Northgate will use the results from the current drill program to calculate a new resource for the core zone, which is expects to complete in early 2011.

Next door, the Kemess South operation churns through 52,000 tonnes of ore daily. The mine is expected to produce 102,000 oz. gold and 45 million lbs. copper this year.

The company’s work at Kemess North has been overshadowed by another of its projects: in September Northgate broke ground at its Young-Davidson project near the town of Matachewan, in Ontario. Construction of the combined open pit and underground operation is expected to take 18 months, which means Northgate is targeting its first gold pour in early 2012. Once the mine is operational it is expected to produce 180,000 oz. gold annually for its first 15 years.

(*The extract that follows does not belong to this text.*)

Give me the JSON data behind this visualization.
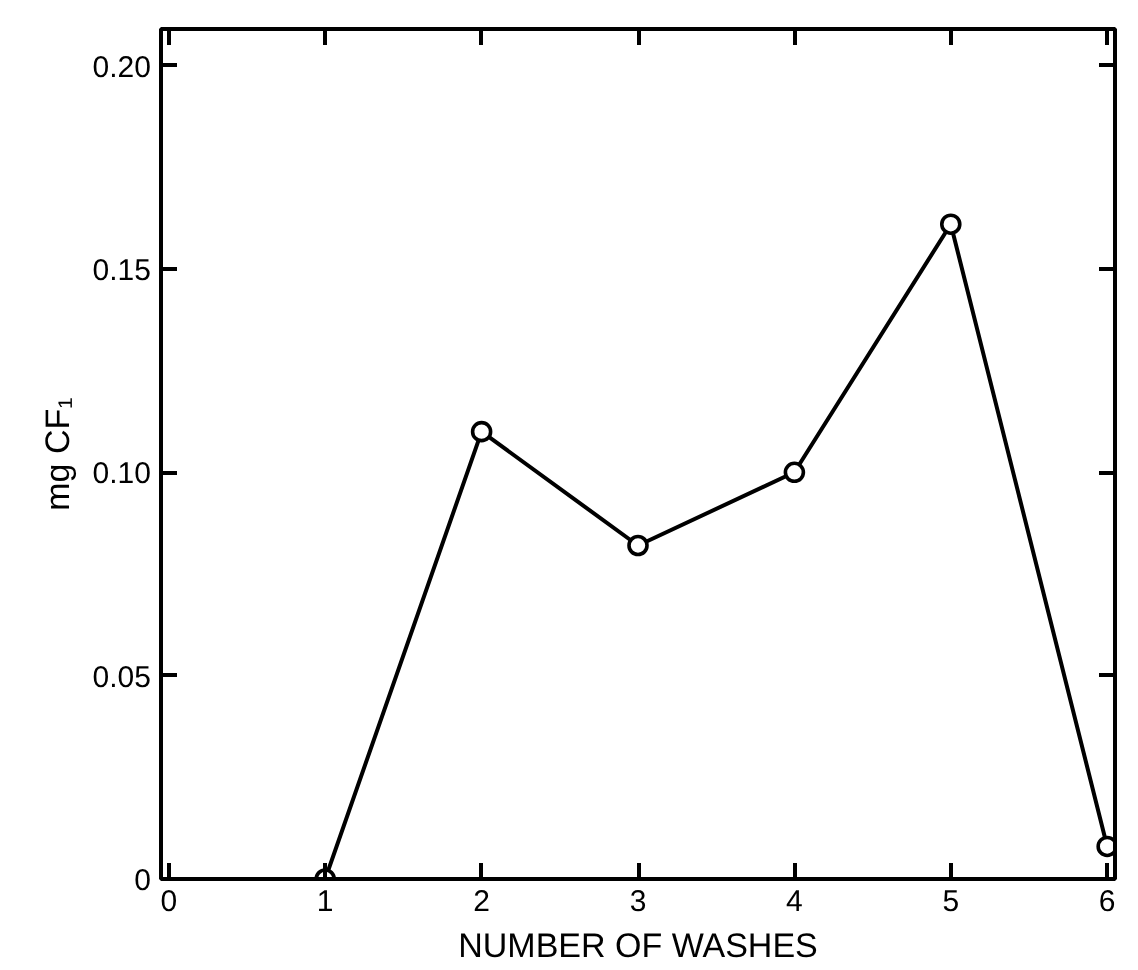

Northgate also owns the Fosterville and Stawell gold mines in southeast Australia. Fosterville is expected to produce 105,000 oz. in 2010 while Stawell should produce 81,000 oz. before the end of the year.

Northgate’s share price climbed 15¢ on news of the drill results from Kemess North to close at $3.58. The company has a 52-week trading range of $2.47 to $3.70 and has 291 million shares outstanding.